After everyone had left, the father went into the garage to make sure, he told me, that "the n*gg*r had not stolen any of my tools." What he didn’t know was that the black man he viewed with such contempt was a professor at The University Of California at Santa Cruz, and was far more intelligent and educated that was he.

 

In 1975 I was working in a 7-pc. all-white Jump Blues/Swing band, playing up and down the Northern California coast from San Francisco to Monterey. We had a great male singer, whom in that era of long hair, beards, and bell bottom jeans had a pompadour and wore a sharkskin suit on stage. The band decided they wanted to add a female singer, and found a great one in Palo Alto, a "full-figured" black woman.

I had played many gigs in the frat houses on the campus of Stanford University in Palo Alto, which is on the West side of El Camino Real, the old long street that stretches all the way from Southern California to San Francisco.
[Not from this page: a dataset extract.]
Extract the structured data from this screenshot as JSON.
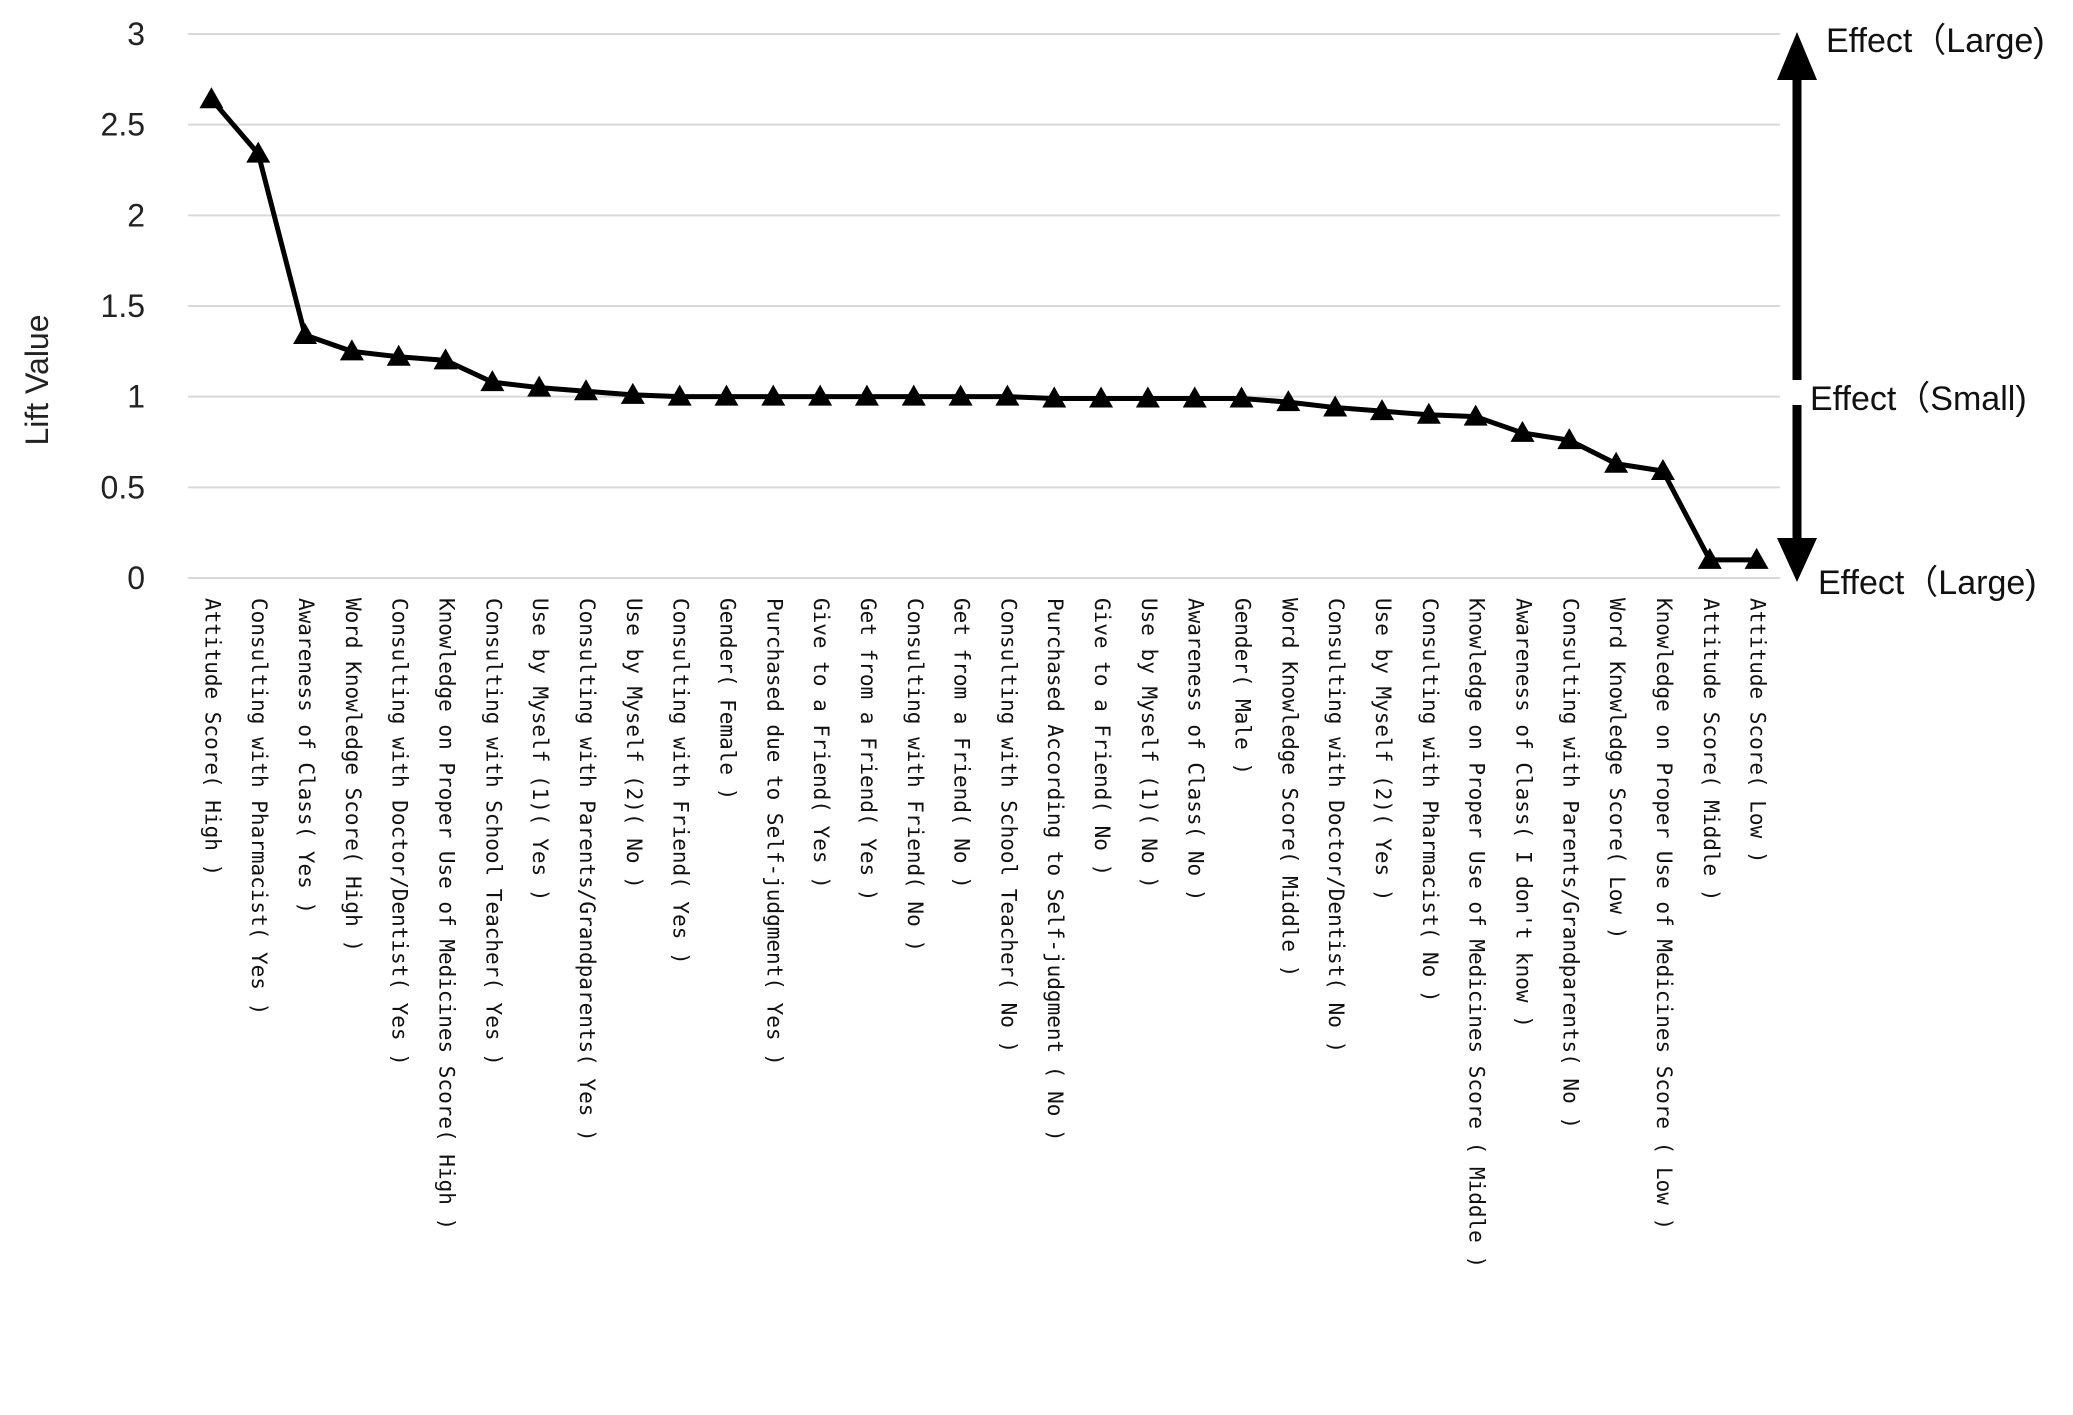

All the frat boys were white, and mostly came from families with money. Directly across El Camino Real from Stanford is East Palo Alto, a low-income neighborhood in which I had never been. That’s where out new female singer lived. Seeing Palo Alto from that side of ECR, and the stark contrast between the West and East sides of Palo Alto, gave me a new appreciation of the fact that segregation was not just a Southern phenomenon. No, not by legal decree, but by economics.

 

Has everyone seen the film Mississippi Burning?